Third, the Court will review a specific magnet school proposal only after a comprehensive magnet school plan has been submitted and approved by the Court. The comprehensive plan must set forth all such programs anticipated for the 1979-80 and 1980-81 school years. The plan and any specific proposals must detail the location of the school sites, the reason these sites were chosen, the likelihood that the site will attract students of different races, the educational *618 uniqueness of each specific program, the need for such program, and the input received by parents and community groups which helped formulate the plan or program. Also, the plan and any specific proposal shall contain at least two thorough, independent evaluations of the efficacy, quality and preparation of the plan or proposal written by desegregation experts who are presently not employed by the local school district.

Fourth, in order to assure that the magnet programs meet the criteria laid out above, a magnet school program will only be provisionally approved until such time that the school district provides the court with a final list of names and races of the students assigned to each magnet school. Final approval would then be considered. In order to avoid confusion and delay, therefore, the school district must publicize and receive applications for the program well in advance of the start of the school term, but not less than 45 days before the term begins. The school district must submit the list of names and races no later than 40 days before the school term is scheduled to begin.

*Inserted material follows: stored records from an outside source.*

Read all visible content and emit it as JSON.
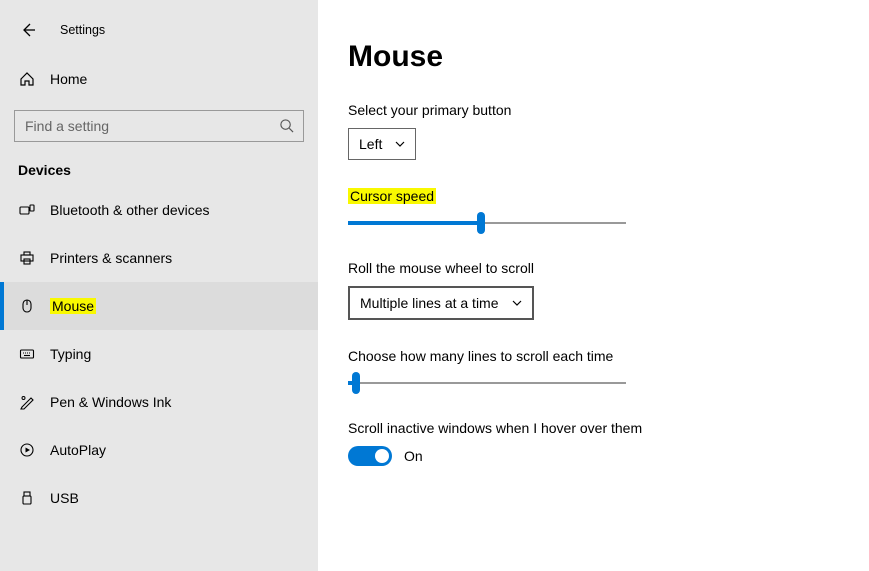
{
  "topbar": {
    "title": "Settings"
  },
  "home": {
    "label": "Home"
  },
  "search": {
    "placeholder": "Find a setting"
  },
  "section_title": "Devices",
  "nav": [
    {
      "label": "Bluetooth & other devices"
    },
    {
      "label": "Printers & scanners"
    },
    {
      "label": "Mouse"
    },
    {
      "label": "Typing"
    },
    {
      "label": "Pen & Windows Ink"
    },
    {
      "label": "AutoPlay"
    },
    {
      "label": "USB"
    }
  ],
  "page": {
    "title": "Mouse",
    "primary_button": {
      "label": "Select your primary button",
      "value": "Left"
    },
    "cursor_speed": {
      "label": "Cursor speed",
      "value_pct": 48
    },
    "wheel_mode": {
      "label": "Roll the mouse wheel to scroll",
      "value": "Multiple lines at a time"
    },
    "lines_per_scroll": {
      "label": "Choose how many lines to scroll each time",
      "value_pct": 3
    },
    "inactive_scroll": {
      "label": "Scroll inactive windows when I hover over them",
      "value": true,
      "value_label": "On"
    }
  }
}
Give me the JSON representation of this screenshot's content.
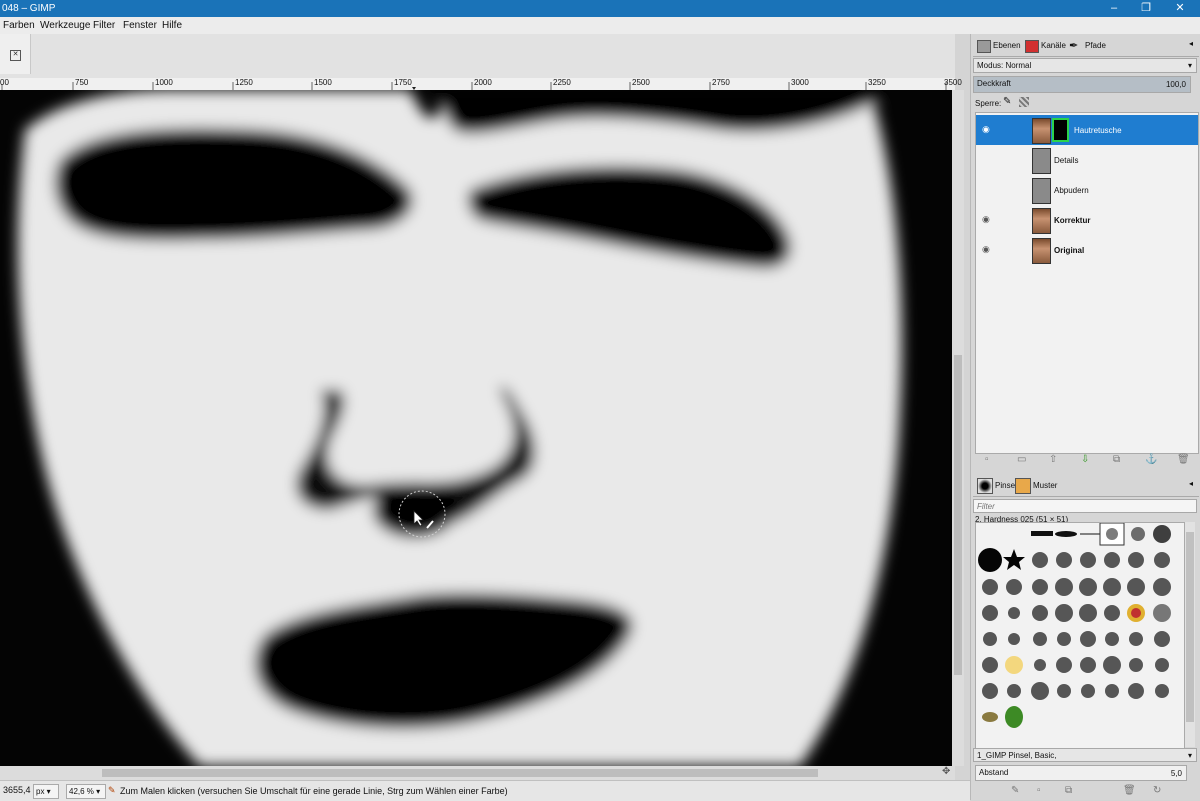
{
  "window": {
    "title": "048 – GIMP",
    "buttons": {
      "minimize": "–",
      "maximize": "❐",
      "close": "✕"
    }
  },
  "menu": [
    "Farben",
    "Werkzeuge",
    "Filter",
    "Fenster",
    "Hilfe"
  ],
  "ruler": {
    "labels": [
      "00",
      "750",
      "1000",
      "1250",
      "1500",
      "1750",
      "2000",
      "2250",
      "2500",
      "2750",
      "3000",
      "3250",
      "3500"
    ]
  },
  "status": {
    "coords": "3655,4",
    "unit": "px",
    "zoom": "42,6 %",
    "message": "Zum Malen klicken (versuchen Sie Umschalt für eine gerade Linie, Strg zum Wählen einer Farbe)"
  },
  "dock": {
    "tabs": [
      "Ebenen",
      "Kanäle",
      "Pfade"
    ],
    "mode_label": "Modus: Normal",
    "opacity_label": "Deckkraft",
    "opacity_value": "100,0",
    "lock_label": "Sperre:",
    "layers": [
      {
        "name": "Hautretusche",
        "visible": true,
        "selected": true,
        "bold": false
      },
      {
        "name": "Details",
        "visible": false,
        "selected": false,
        "bold": false
      },
      {
        "name": "Abpudern",
        "visible": false,
        "selected": false,
        "bold": false
      },
      {
        "name": "Korrektur",
        "visible": true,
        "selected": false,
        "bold": true
      },
      {
        "name": "Original",
        "visible": true,
        "selected": false,
        "bold": true
      }
    ],
    "brush_tabs": [
      "Pinsel",
      "Muster"
    ],
    "filter_placeholder": "Filter",
    "brush_name": "2. Hardness 025 (51 × 51)",
    "brush_tag": "1_GIMP Pinsel, Basic,",
    "spacing_label": "Abstand",
    "spacing_value": "5,0"
  },
  "colors": {
    "titlebar": "#1a73b8",
    "selection": "#1f7dd0",
    "mask_border": "#2bd24a"
  }
}
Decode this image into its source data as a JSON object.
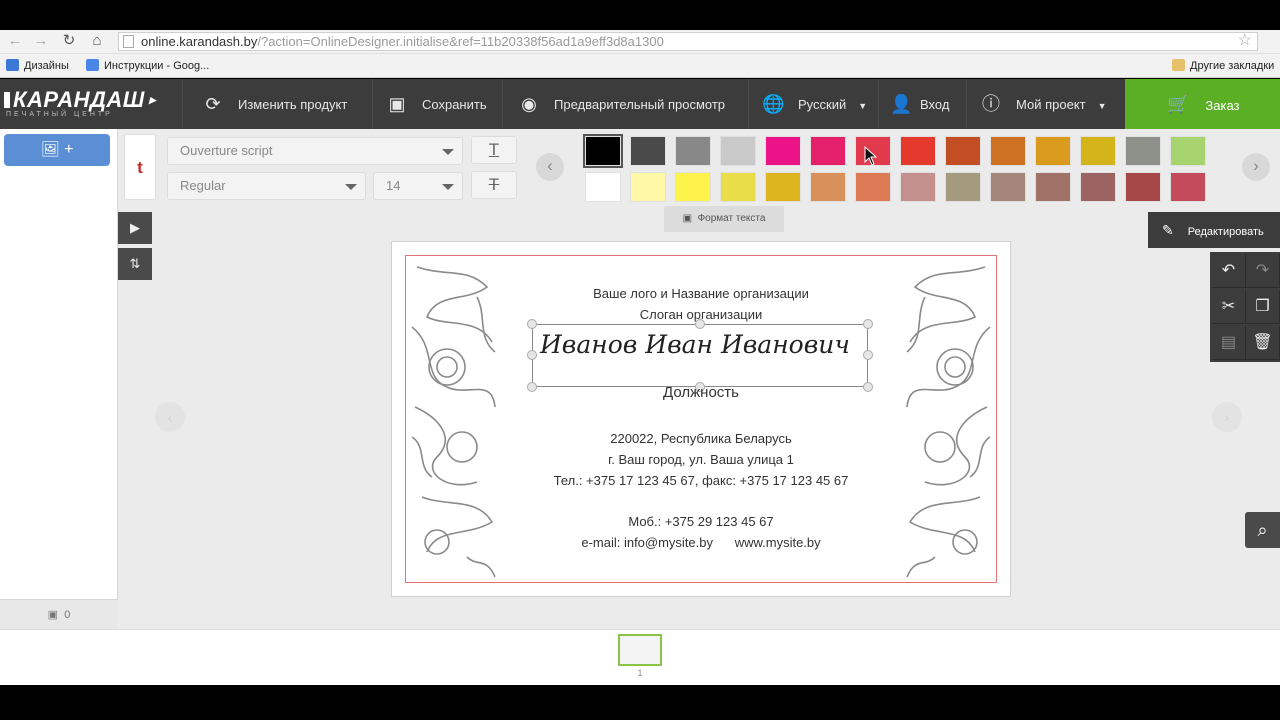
{
  "browser": {
    "url_host": "online.karandash.by",
    "url_rest": "/?action=OnlineDesigner.initialise&ref=11b20338f56ad1a9eff3d8a1300",
    "bookmarks": [
      "Дизайны",
      "Инструкции - Goog..."
    ],
    "bookmarks_right": "Другие закладки"
  },
  "topbar": {
    "logo": "КАРАНДАШ",
    "logo_sub": "ПЕЧАТНЫЙ ЦЕНТР",
    "change_product": "Изменить продукт",
    "save": "Сохранить",
    "preview": "Предварительный просмотр",
    "language": "Русский",
    "login": "Вход",
    "my_project": "Мой проект",
    "order": "Заказ"
  },
  "text_toolbar": {
    "font": "Ouverture script",
    "style": "Regular",
    "size": "14",
    "tooltip": "Формат текста",
    "swatches_row1": [
      "#000000",
      "#4a4a4a",
      "#888888",
      "#c9c9c9",
      "#ec1287",
      "#e5206b",
      "#e23a4d",
      "#e6392e",
      "#c44e24",
      "#cf7122",
      "#d99a1e",
      "#d3b51b",
      "#8d918a",
      "#a8d470"
    ],
    "swatches_row2": [
      "#ffffff",
      "#fff8a6",
      "#fdf34a",
      "#e9de4a",
      "#dcb51f",
      "#d9915c",
      "#dc7a56",
      "#c4908e",
      "#a49b7e",
      "#a4877a",
      "#a07268",
      "#9b6462",
      "#a64848",
      "#c24b5c"
    ]
  },
  "left_panel": {
    "add_image": "+",
    "image_count": "0"
  },
  "right_tools": {
    "edit": "Редактировать"
  },
  "card": {
    "line1": "Ваше лого и Название организации",
    "line2": "Слоган организации",
    "name": "Иванов Иван Иванович",
    "position": "Должность",
    "addr1": "220022, Республика Беларусь",
    "addr2": "г. Ваш город, ул. Ваша улица 1",
    "phone": "Тел.: +375 17 123 45 67, факс: +375 17 123 45 67",
    "mobile": "Моб.: +375 29 123 45 67",
    "email": "e-mail: info@mysite.by",
    "site": "www.mysite.by"
  },
  "pages": {
    "current": "1"
  }
}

The definitions contained in 45 C.F.R. §§ 184.101-102 are hereby approved with the exceptions, supplementations and the spirit explained above.

If the defendants decide to undertake any magnet programs, they are hereby ordered to submit their final and complete comprehensive magnet school plan for 1979-80 on or before June 29, 1979. Moreover, they are to submit a report which describes the manner in which the school board intends to explain the various options to the students and parents and to counsel them in their decision making. This report shall be filed on or before June 29, 1979.

The February 6, 1978 order is hereby modified to the extent that it is consistent with this order.

NOTES

[1] The Government is correct to point out that the use of the magnet school technique is discretionary on the part of the local defendants. However, once the defendants decide to utilize magnet programs, they must be reviewed and approved by the Court. Also, because magnet schools require the reassignment of students from neighborhood and paired schools, a comprehensive magnet plan must be drafted and approved prior to implementation of any part of the remedial decree. Otherwise, the students could be subjected to multiple transfers which might impair the effectiveness of the overall desegregation plan.

[2] The literal wording of the H.E.W. regulations leads to the incredible conclusion that magnet programs which are constitutional may remain unfunded, yet magnet programs which violate the constitutional mandates in the desegregation case in a district like Cleveland receive the benefits of the federal purse.